CLI Project Blog

Posted by Karl Benbeneck on March 8, 2020

Leading up to the CLI project deadline, my wife and I found ourselves checking the CDC website daily as we had just decided to cancel our Tokyo vacation and were trying to collect refunds from all of our bookings. Some of our refunds were contingent on Japan reaching level 3 status. Each day, we were monitoring the Corona virus as it spread across the world. I noticed, from my prior Nokogiri scraping sessions, that the bulk of the data being presented to me on the webpage was nothing short of a list of travel health advisories with links to read more information regarding each issue.

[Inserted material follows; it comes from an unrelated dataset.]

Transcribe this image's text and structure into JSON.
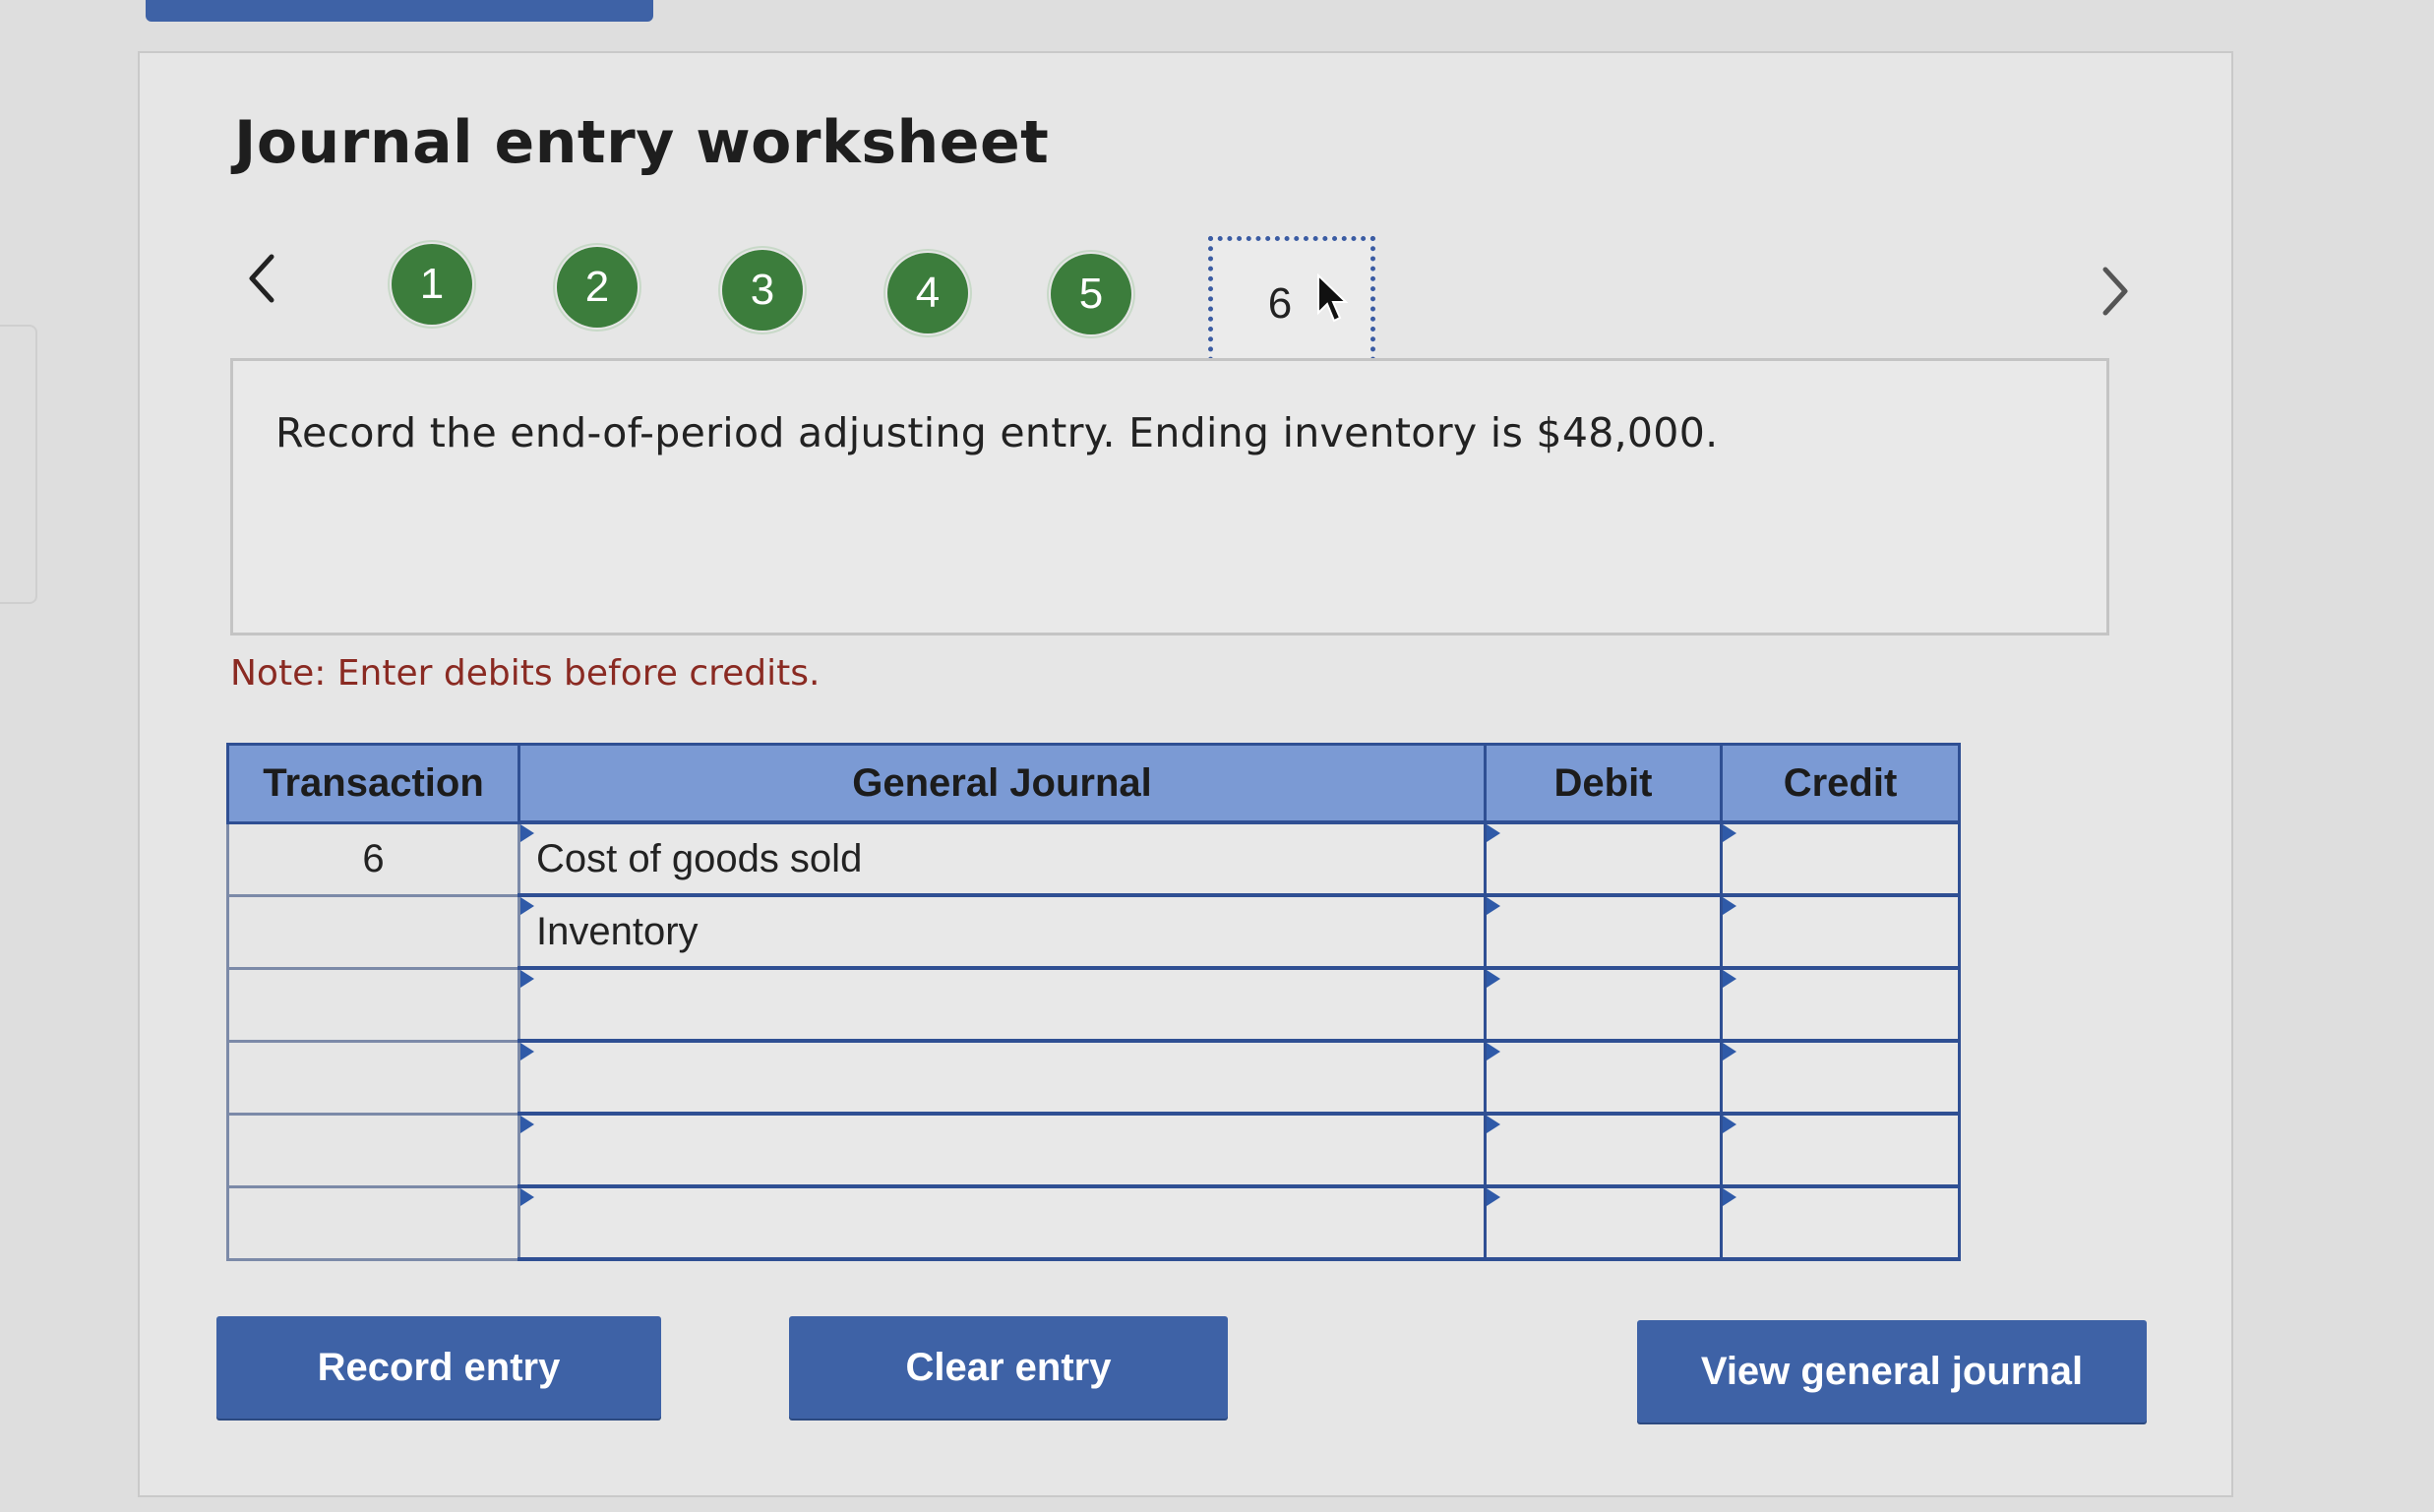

A quick right-click and inspect validated such. I was going to make my first application a practical one. I was going to scrape the Centers for Disease Control and Prevention and provide a CLI for users to navigate the traveler’s health advisories. I realized that each listed advisory followed the same format by providing an issue, destination, last update, a brief summary and an option to read more information. Those were going to be the attributes for my advisory or Notice object to be instantiated with. After creating a Scraper class, I needed to add nokogiri as a dependency in my gem spec file and require both nokogiri and open-uri in my environment. In my Scraper class, I created the class method “self.get_notices” and used Nokogiri to read or parse the CDC website with

doc = Nokogiri::HTML(open("https://wwwnc.cdc.gov/travel/notices"))

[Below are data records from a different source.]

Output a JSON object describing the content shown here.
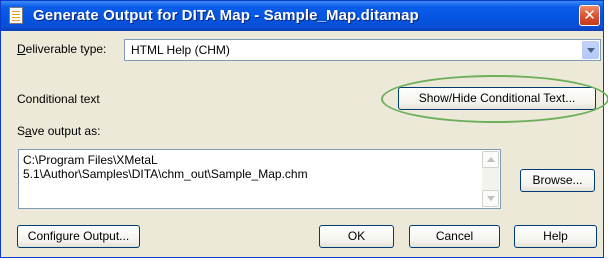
{
  "window": {
    "title": "Generate Output for DITA Map - Sample_Map.ditamap",
    "close_glyph": "✕"
  },
  "deliverable": {
    "label_accel": "D",
    "label_rest": "eliverable type:",
    "value": "HTML Help (CHM)"
  },
  "conditional": {
    "label": "Conditional text",
    "button": "Show/Hide Conditional Text..."
  },
  "save": {
    "label_first": "S",
    "label_accel": "a",
    "label_rest": "ve output as:",
    "path_line1": "C:\\Program Files\\XMetaL",
    "path_line2": "5.1\\Author\\Samples\\DITA\\chm_out\\Sample_Map.chm",
    "browse_button": "Browse..."
  },
  "footer": {
    "configure_button": "Configure Output...",
    "ok_button": "OK",
    "cancel_button": "Cancel",
    "help_button": "Help"
  },
  "colors": {
    "highlight": "#6cae5a",
    "titlebar": "#0453e0",
    "dialog_bg": "#ece9d8"
  },
  "icons": {
    "title": "document-icon",
    "dropdown": "chevron-down-icon"
  }
}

After mousing over the website with the selector, I found that each advisory had an “li” tag inside of class named “list-block.” Using the querySelector function within the inspection console, EACH “li” contained all the attributes that I was scraping for, so I used the each method in my Scraper class to instantiate a new Notice object.

scraped_notices = doc.css(".list-block li")
scraped_notices.each do |node|
                     
notice = CdcTravelAdvisory::Notice.new(@issue, @last_update, @summary, @more_info_url, @key_points)

I then used css selectors to assign each attribute.

notice.issue = node.css("a:nth-of-type(2)").text.strip
notice.last_update = node.css("> span.date").text, 
notice.summary = node.css("#summary")[0].text, 
notice.more_info_url = node.css(“a")[2]["href"]

In my CLI class I used

 puts "CDC Travel Health Notices:"
CdcTravelAdvisory::Scraper.get_notices
@notices = CdcTravelAdvisory::Notice.all
@notices.each.with_index(1) do |notice, i|
   puts "#{i}. #{notice.issue}."

And after running my program, a numbered list was displayed just as intended. Now I needed to provide additional information after the user makes a selections. I needed to scrape every “read more info” link and provide additional info upon request.

To get one level deeper, I needed to use “more_info_url” that was scraped from the main website, which would return something like “/travel/notices/warnings/covid19-in-rran.” I still needed to construct a url to scrape the deeper information. At first I tried

more_info_site = "https://wwwnc.cdc.gov/"
more_info_site << notice.more_info_url
notice.key_points = Nokogiri::HTML(open(more_info_site)).css(".bullet-list li").text

This code worked but my programs speed declined dramatically. When my CLI was calling methods to scrape and list the advisories, it was scraping each “more info” link simultaneously ie opening 22 different websites.

To fix this, I needed to adjust my CLI class to only scrape more info after a selection from the list is made. To do this, inputing “info” into the CLI would call a method in my Scraper class to get the details. Instead of shoveling strings to construct the scriptable url, I tried using string interpolation to complete the url.

def self.get_details(selection)
        doc = Nokogiri::HTML(open("https://wwwnc.cdc.gov/#{selection.more_info_url}"))
        
        selection.key_points = doc.css(".notice li").text.strip
    end

The program now works swiftly to report all of the places one shouldn’t travel.